Résolution sur le conflit syrien, dix ans après le soulèvement
Le Parlement européen a adopté par 568 voix pour, 79 contre et 37 abstentions, une résolution sur le conflit syrien - 10 ans après le soulèvement.
Le texte adopté en plénière avait été déposé en tant que résolution commune par les groupes PPE, S&D, Renew et ECR.
Le Parlement a exprimé sa profonde inquiétude face à la souffrance persistante du peuple syrien, 10 ans après le début du conflit. Il sest dit préoccupé par le fait que les besoins humanitaires en Syrie ont augmenté d'un cinquième au cours de la seule année dernière et que 4,5 millions de Syriens de plus souffrent désormais d'insécurité alimentaire, tandis que 90 % d'entre eux vivent sous le seuil de pauvreté.
Une réponse politique plus importante est nécessaire de la part de l'UE.
Impasse politique
Les députés ont exprimé leur préoccupation face à l'impasse politique persistante et à l'absence de progrès dans la recherche d'une solution politique au conflit. Ils ont souligné qu'une solution durable au conflit syrien ne peut être obtenue par la voie militaire. Ils ont regretté le manque d'engagement du régime syrien malgré la volonté réaffirmée des représentants de l'opposition syrienne de négocier avec le régime syrien pour lélaboration d'une nouvelle constitution syrienne.
Le Parlement s'est opposé à toute normalisation des relations diplomatiques avec le régime syrien tant qu'il n'y aura pas de progrès fondamental sur le terrain en Syrie, avec un engagement clair, soutenu et crédible dans un processus politique inclusif.

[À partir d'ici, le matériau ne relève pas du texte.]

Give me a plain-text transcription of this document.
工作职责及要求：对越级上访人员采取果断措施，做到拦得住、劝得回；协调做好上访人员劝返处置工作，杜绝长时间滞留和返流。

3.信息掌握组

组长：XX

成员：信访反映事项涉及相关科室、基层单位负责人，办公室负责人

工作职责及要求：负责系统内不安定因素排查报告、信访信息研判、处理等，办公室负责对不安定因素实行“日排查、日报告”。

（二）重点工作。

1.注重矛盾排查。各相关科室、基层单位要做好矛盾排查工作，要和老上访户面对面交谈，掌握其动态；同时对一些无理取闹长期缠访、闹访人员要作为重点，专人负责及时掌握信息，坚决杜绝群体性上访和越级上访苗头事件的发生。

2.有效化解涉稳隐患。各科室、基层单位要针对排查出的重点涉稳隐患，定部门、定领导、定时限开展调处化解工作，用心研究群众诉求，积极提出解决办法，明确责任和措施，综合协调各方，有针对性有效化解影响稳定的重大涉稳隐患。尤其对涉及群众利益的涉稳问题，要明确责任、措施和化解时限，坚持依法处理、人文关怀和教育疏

Violations des droits de l'homme
Le Parlement a condamné les atrocités et violations des droits de l'homme et du droit humanitaire international, en particulier par le régime d'Assad, mais aussi par des acteurs russes, iraniens et turcs. Il a appelé la Russie, l'Iran et le Hezbollah à retirer toutes les forces placées sous leur commandement, à l'exception de celles qui participent à une force internationale de maintien de la paix ou de stabilisation sous mandat du Conseil de sécurité de l'ONU.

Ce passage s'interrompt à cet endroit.